第2章 出会いの春
「君、可愛いねー。一緒にいたの彼氏?」
金髪の坊主頭の人がニヤニヤと笑いながら言った。
少し危険な予感がする。
「違います…。」
もう一人の赤髪の男が、徹の座っていた席に腰かけた。
「なら俺達と遊ぼうよ。」
力強く肩を抱き寄せられ、恐怖と嫌悪感を抱く。
「あの…やめて下さい…。」
「声震えてるよ、可愛いー。」
男達は私の反応を見て楽しんでいる。
何が客層もそんなに悪くないから、よ。
…徹の嘘つき。
「ねぇ、連れになんか用?」
そこで、徹がトイレから戻ってきた。
酷く不機嫌な顔をしている。
男達は徹を囲むように立った。
「兄ちゃんはもう十分あの子と遊んだだろ?」
「俺達に借してよ、あの子。
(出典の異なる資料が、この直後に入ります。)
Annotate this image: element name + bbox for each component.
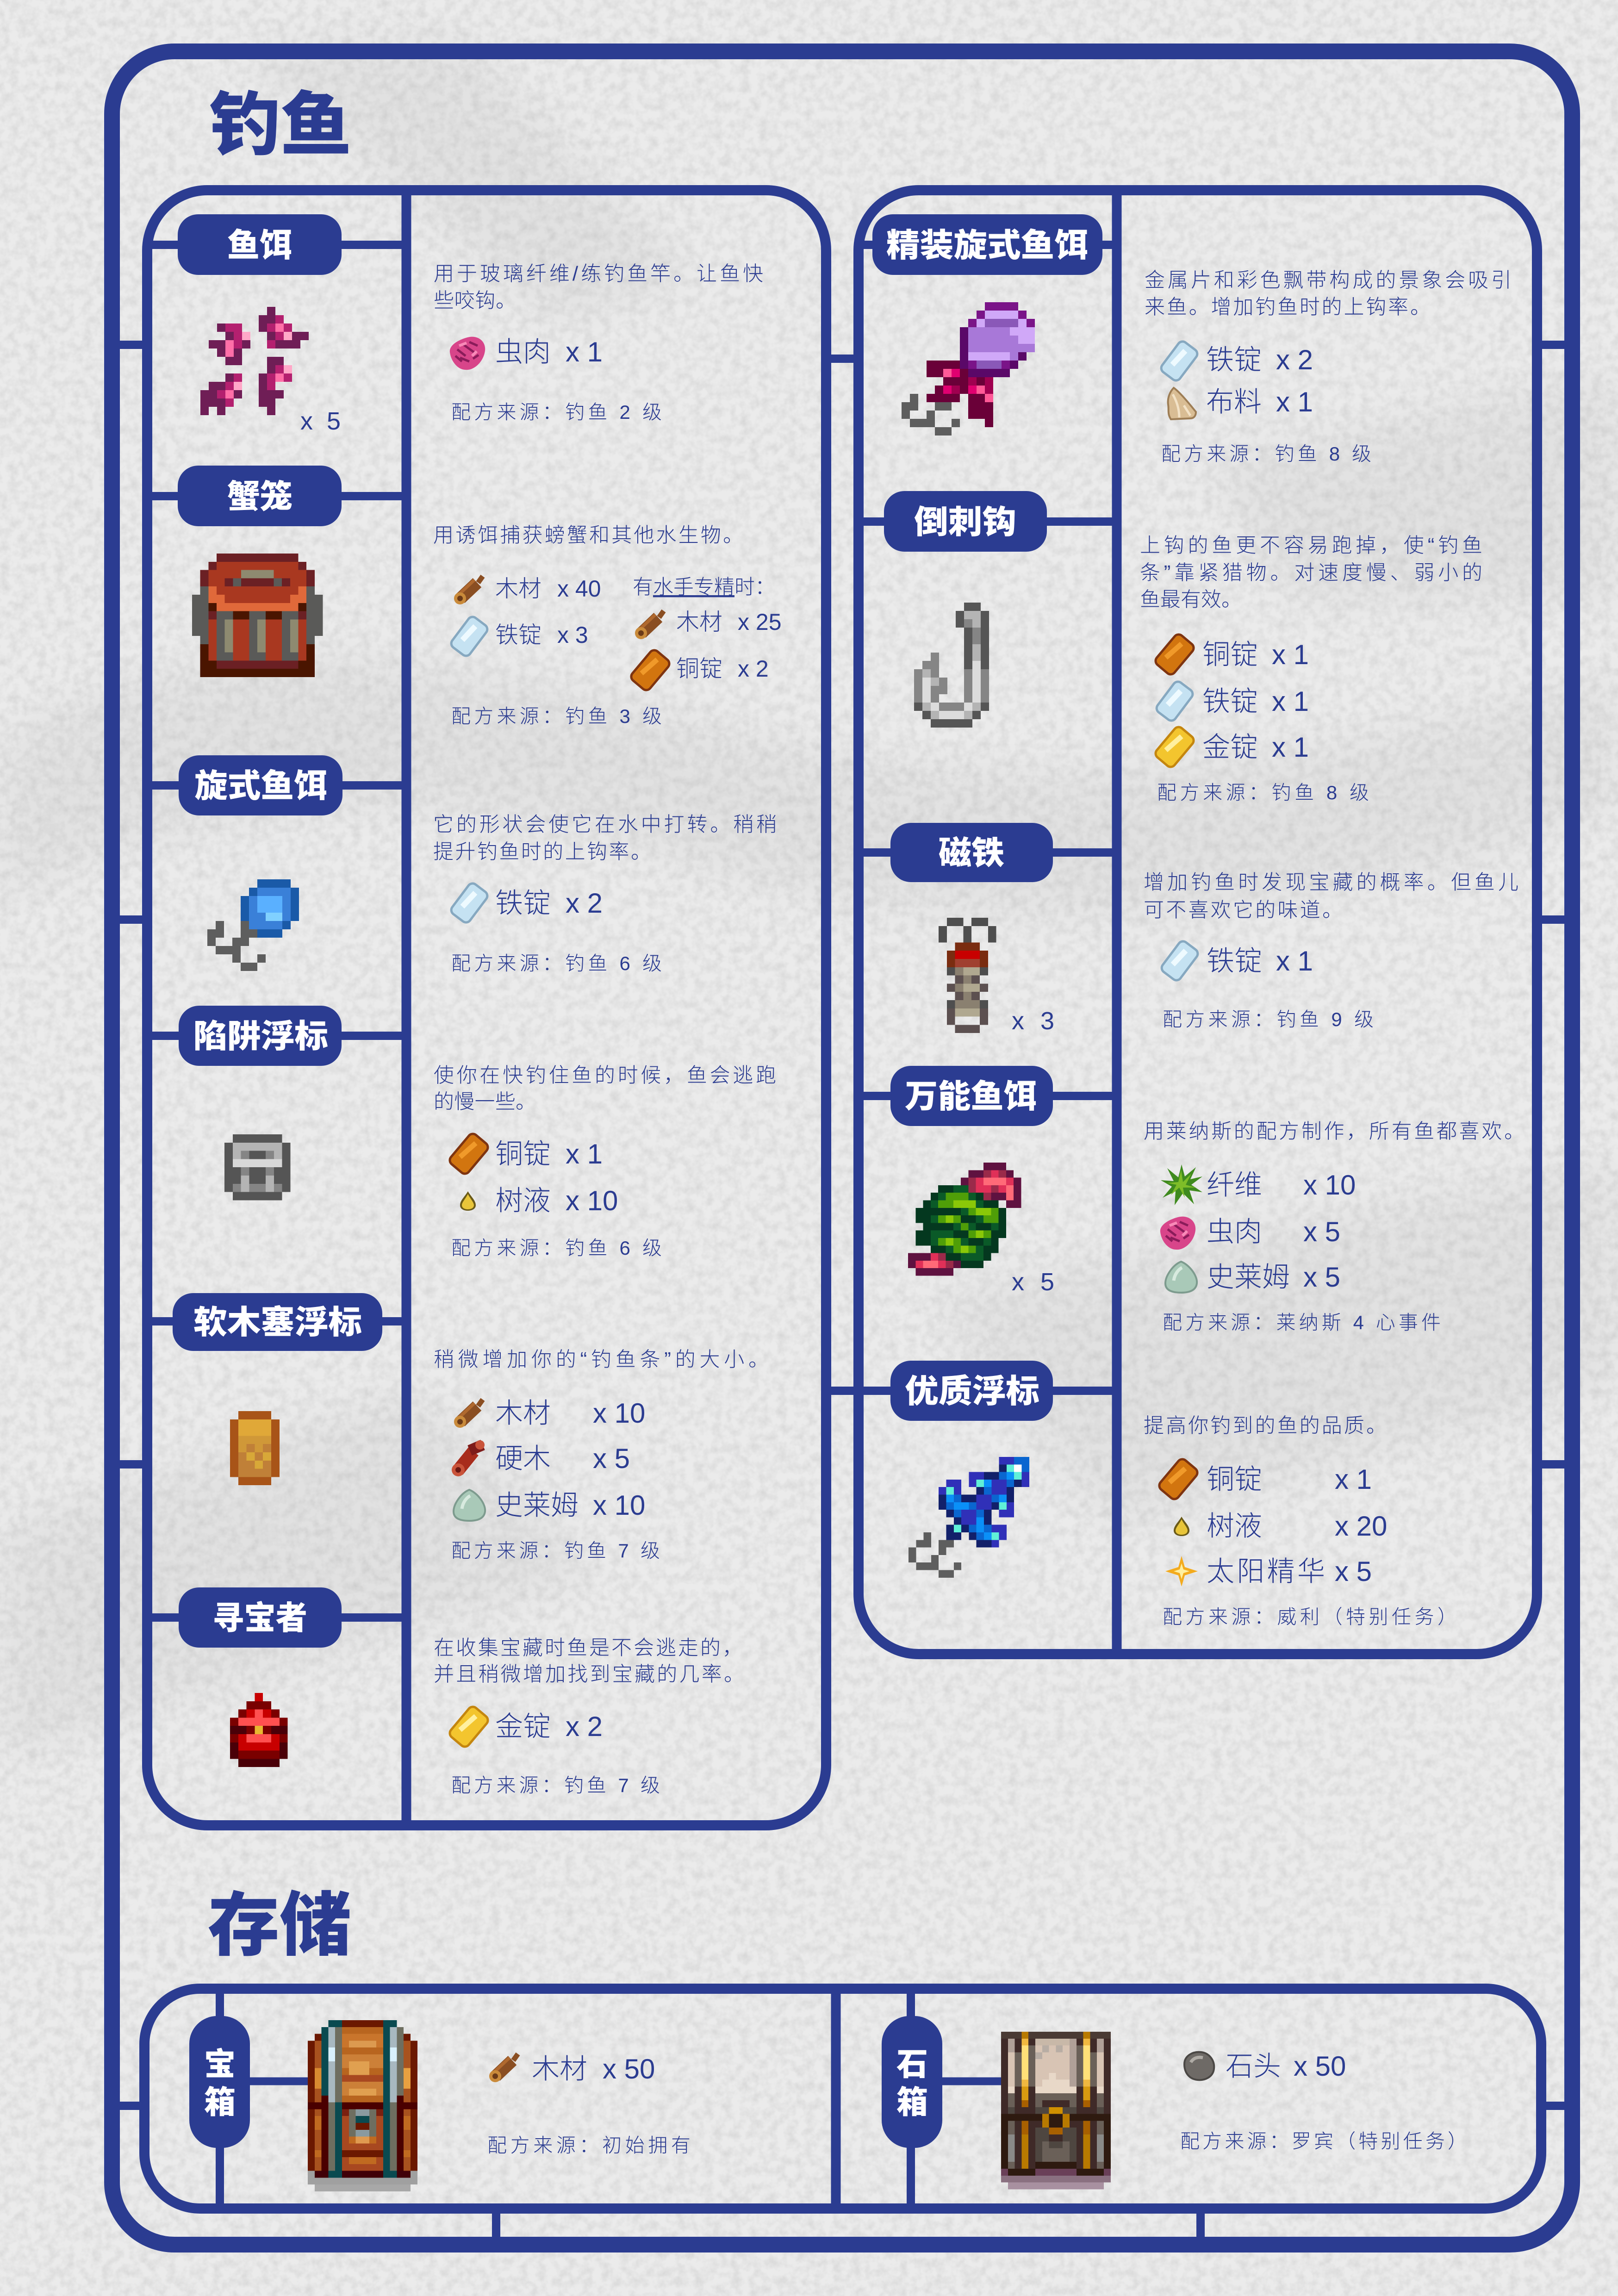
ingredients: base: x 3 [557, 622, 588, 648]
ingredients: x 1 [1276, 386, 1313, 417]
description: 稍微增加你的“钓鱼条”的大小。 [434, 1348, 769, 1371]
recipe source: 配方来源：初始拥有 [487, 2134, 691, 2156]
description: 的慢一些。 [434, 1090, 536, 1113]
icon: dressed spinner [902, 306, 1035, 431]
ingredients: x 5 [1303, 1262, 1340, 1293]
recipe source: 配方来源：钓鱼 9 级 [1163, 1008, 1374, 1030]
ingredient: 虫肉: 虫肉 [495, 336, 551, 367]
label pill: 鱼饵 [178, 214, 342, 275]
description [433, 813, 777, 863]
label pill: 万能鱼饵: 万能鱼饵 [905, 1078, 1037, 1114]
label pill: 鱼饵: 鱼饵 [227, 227, 292, 263]
ingredients: x 10 [593, 1398, 645, 1429]
ingredients: x 1 [1272, 639, 1309, 670]
label pill: 宝箱: 宝 [204, 2047, 236, 2082]
ingredients: 铁锭 [1202, 686, 1258, 717]
label pill: 石箱: 箱 [896, 2085, 928, 2120]
panel: storage [144, 1989, 1541, 2209]
ingredient: 虫肉 [450, 336, 603, 370]
label pill: 寻宝者: 寻宝者 [212, 1600, 307, 1636]
icon: trap bobber [224, 1139, 290, 1196]
label pill: 石箱: 石 [896, 2047, 928, 2082]
ingredients: x 1 [566, 1139, 603, 1170]
ingredients: with mariner profession: 有水手专精时： [633, 576, 775, 598]
recipe source: 配方来源：钓鱼 6 级 [451, 1237, 662, 1259]
ingredient: 铁锭 [1160, 940, 1313, 982]
label pill: 旋式鱼饵 [179, 755, 342, 815]
ingredient: 金锭: 金锭 [495, 1711, 551, 1742]
label pill: 陷阱浮标 [179, 1006, 342, 1066]
ingredients: 太阳精华 [1207, 1556, 1325, 1587]
frame connectors [116, 345, 1569, 2240]
ingredients: x 20 [1335, 1511, 1387, 1542]
label pill: 倒刺钩 [884, 491, 1047, 552]
ingredient: 石头: x 50 [1294, 2051, 1346, 2082]
ingredients: x 5 [1335, 1556, 1372, 1587]
ingredient: 虫肉: x 1 [566, 336, 603, 367]
ingredient: 铁锭: x 1 [1276, 946, 1313, 977]
ingredients: 史莱姆 [1207, 1262, 1290, 1293]
recipe: 鱼饵 [178, 214, 763, 435]
ingredient: 铁锭: 铁锭 [1207, 946, 1262, 977]
ingredients: with mariner profession [629, 576, 782, 692]
ingredient: 石头 [1184, 2051, 1346, 2082]
ingredients: x 1 [1272, 686, 1309, 717]
label pill: 精装旋式鱼饵: 精装旋式鱼饵 [886, 227, 1088, 263]
icon: wild bait [908, 1166, 1021, 1272]
ingredients: x 2 [1276, 344, 1313, 375]
recipe: 万能鱼饵 [890, 1066, 1525, 1333]
ingredients: 木材 [495, 1398, 551, 1429]
icon: bait [200, 311, 309, 411]
ingredients: 铜锭 [495, 1139, 551, 1170]
description: 可不喜欢它的味道。 [1144, 899, 1343, 921]
recipe: 陷阱浮标 [179, 1006, 776, 1259]
recipe source: 配方来源：钓鱼 8 级 [1161, 443, 1371, 465]
ingredient: 金锭 [448, 1705, 603, 1748]
recipe: 优质浮标 [890, 1361, 1457, 1628]
ingredients: base: 铁锭 [495, 622, 541, 648]
description: 金属片和彩色飘带构成的景象会吸引 [1145, 269, 1512, 292]
description: 提升钓鱼时的上钩率。 [433, 840, 651, 863]
description [434, 262, 763, 312]
ingredient: 金锭: x 2 [566, 1711, 603, 1742]
description: 它的形状会使它在水中打转。稍稍 [433, 813, 777, 836]
recipe: 寻宝者 [179, 1587, 744, 1796]
label pill: 陷阱浮标: 陷阱浮标 [193, 1018, 328, 1054]
description [1144, 871, 1518, 921]
description: 用于玻璃纤维/练钓鱼竿。让鱼快 [434, 262, 763, 285]
ingredient: 石头: 石头 [1226, 2051, 1281, 2082]
description: 在收集宝藏时鱼是不会逃走的， [434, 1636, 743, 1659]
ingredients: base: 木材 [495, 576, 541, 602]
ingredients [1157, 1457, 1387, 1587]
label pill: 优质浮标: 优质浮标 [905, 1373, 1039, 1409]
description: 使你在快钓住鱼的时候，鱼会逃跑 [434, 1064, 776, 1087]
ingredient: 木材: 木材 [532, 2053, 587, 2084]
label pill: 优质浮标 [890, 1361, 1053, 1421]
ingredients: with mariner profession: 铜锭 [676, 656, 722, 682]
ingredients: x 10 [593, 1490, 645, 1521]
label pill: 蟹笼: 蟹笼 [227, 479, 292, 515]
connector [250, 2077, 308, 2085]
quantity: x 5 [1012, 1268, 1054, 1296]
quantity: x 3 [1012, 1007, 1054, 1035]
description: 来鱼。增加钓鱼时的上钩率。 [1145, 296, 1431, 318]
recipe: 软木塞浮标 [173, 1293, 769, 1562]
recipe source: 配方来源：罗宾（特别任务） [1180, 2130, 1467, 2152]
label pill: 磁铁 [890, 823, 1053, 882]
recipe: 磁铁 [890, 823, 1518, 1035]
ingredients [1153, 633, 1309, 769]
description [1145, 269, 1512, 318]
ingredients: x 10 [566, 1185, 618, 1216]
icon: spinner [207, 884, 299, 967]
ingredients: with mariner profession: x 25 [738, 609, 782, 635]
ingredients: x 10 [1303, 1170, 1356, 1201]
ingredients: base [449, 576, 601, 658]
icon: wooden chest [308, 2020, 417, 2191]
quantity: x 5 [300, 407, 341, 435]
recipe source: 配方来源：钓鱼 3 级 [451, 705, 662, 727]
ingredients: x 1 [1272, 732, 1309, 763]
recipe source: 配方来源：钓鱼 2 级 [451, 401, 662, 423]
recipe source: 配方来源：钓鱼 7 级 [451, 1540, 660, 1562]
ingredients: x 5 [593, 1443, 630, 1474]
description: 并且稍微增加找到宝藏的几率。 [434, 1663, 744, 1686]
recipe: 石箱 [882, 2016, 1467, 2189]
label pill: 软木塞浮标: 软木塞浮标 [193, 1304, 362, 1340]
label pill: 精装旋式鱼饵 [872, 214, 1102, 275]
recipe source: 配方来源：钓鱼 6 级 [451, 952, 662, 974]
ingredient: 木材: x 50 [603, 2053, 655, 2084]
ingredient: 木材 [489, 2053, 655, 2084]
label pill: 倒刺钩: 倒刺钩 [914, 504, 1016, 540]
ingredients [1160, 1164, 1356, 1293]
ingredients: 虫肉 [1207, 1216, 1262, 1247]
recipe source: 配方来源：钓鱼 7 级 [451, 1774, 660, 1796]
ingredients: 纤维 [1207, 1170, 1262, 1201]
ingredients: 树液 [1207, 1511, 1262, 1542]
ingredients: 铜锭 [1207, 1464, 1262, 1495]
ingredients: x 5 [1303, 1216, 1340, 1247]
description: 上钩的鱼更不容易跑掉，使“钓鱼 [1140, 534, 1482, 557]
recipe source: 配方来源：莱纳斯 4 心事件 [1163, 1312, 1441, 1333]
description: 提高你钓到的鱼的品质。 [1144, 1414, 1387, 1437]
heading: 钓鱼: 钓鱼 [209, 86, 352, 164]
ingredients [452, 1398, 645, 1521]
heading: 存储: 存储 [208, 1886, 351, 1964]
description: 条”靠紧猎物。对速度慢、弱小的 [1140, 561, 1482, 584]
ingredients: 硬木 [495, 1443, 551, 1474]
icon: quality bobber [909, 1461, 1029, 1574]
label pill: 软木塞浮标 [173, 1293, 382, 1351]
description: 些咬钩。 [434, 289, 516, 312]
ingredients: 树液 [495, 1185, 551, 1216]
icon: barbed hook [914, 607, 989, 723]
label pill: 石箱 [882, 2016, 942, 2148]
icon: magnet [939, 922, 996, 1029]
recipe: 蟹笼 [178, 466, 782, 727]
description: 增加钓鱼时发现宝藏的概率。但鱼儿 [1144, 871, 1518, 894]
ingredient: 铁锭 [449, 882, 603, 924]
ingredients: with mariner profession: 木材 [676, 609, 722, 635]
icon: cork bobber [230, 1415, 280, 1481]
ingredients: with mariner profession: x 2 [738, 656, 769, 682]
connector [942, 2077, 1001, 2085]
ingredients: x 1 [1335, 1464, 1372, 1495]
description: 用诱饵捕获螃蟹和其他水生物。 [433, 524, 743, 547]
icon: treasure hunter [230, 1697, 288, 1763]
ingredients: 铜锭 [1202, 639, 1258, 670]
ingredient: 铁锭: x 2 [566, 888, 603, 919]
label pill: 磁铁: 磁铁 [939, 835, 1004, 871]
ingredient: 铁锭: 铁锭 [495, 888, 551, 919]
description: 鱼最有效。 [1140, 588, 1242, 611]
recipe: 旋式鱼饵 [179, 755, 777, 974]
label pill: 寻宝者 [179, 1587, 342, 1648]
description [434, 1636, 744, 1686]
ingredients [448, 1132, 618, 1216]
ingredients [1159, 340, 1313, 419]
label pill: 蟹笼 [178, 466, 342, 526]
icon: stone chest [1001, 2032, 1111, 2189]
description [434, 1064, 776, 1113]
recipe: 精装旋式鱼饵 [872, 214, 1512, 465]
recipe source: 配方来源：钓鱼 8 级 [1157, 782, 1369, 803]
label pill: 宝箱: 箱 [204, 2085, 236, 2120]
description [1140, 534, 1482, 611]
icon: crab pot [192, 558, 323, 673]
label pill: 万能鱼饵 [890, 1066, 1053, 1126]
recipe source: 配方来源：威利（特别任务） [1163, 1606, 1457, 1628]
ingredients: 史莱姆 [495, 1490, 579, 1521]
ingredients: 铁锭 [1206, 344, 1262, 375]
description: 用莱纳斯的配方制作，所有鱼都喜欢。 [1144, 1120, 1525, 1143]
ingredients: 金锭 [1202, 732, 1258, 763]
recipe: 倒刺钩 [884, 491, 1482, 803]
recipe: 宝箱 [189, 2016, 691, 2191]
ingredients: 布料 [1206, 386, 1262, 417]
panel: right fishing recipes [859, 190, 1537, 1654]
ingredients: base: x 40 [557, 576, 601, 602]
panel: left fishing recipes [147, 190, 826, 1825]
label pill: 旋式鱼饵: 旋式鱼饵 [194, 768, 327, 804]
label pill: 宝箱 [189, 2016, 250, 2148]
」
徹はめんどくさそうに舌打ちをした。
その態度に、男達が激怒した。
男の一人が徹の胸ぐらを掴み、睨み付ける。
「ガキがナメた態度取ってんじゃねーぞ。」
「…うるせぇな。」
次の瞬間、徹が男の腹に蹴りを入れた。
男は派手に転び、それを見たもう一人の男が徹に殴りかかった。
しかし徹はそれを余裕でかわし、男の鳩尾に拳を入れた。
男達が倒れている間に、徹は私の手を引いて店の出口に向かった。
去り際に、受付にお金を置いて。
恐らく飲み物代だろう。
店から出ると、徹は私の頬を両手でつねって横に伸ばした。
「いひゃい…。」
「なに絡まれてんだよ。」
「ごめんなひゃい…。」
「…なんもされてねーか?」
私は大きく首を縦に振った。
すると、徹は小さく溜め息をついて手を離した。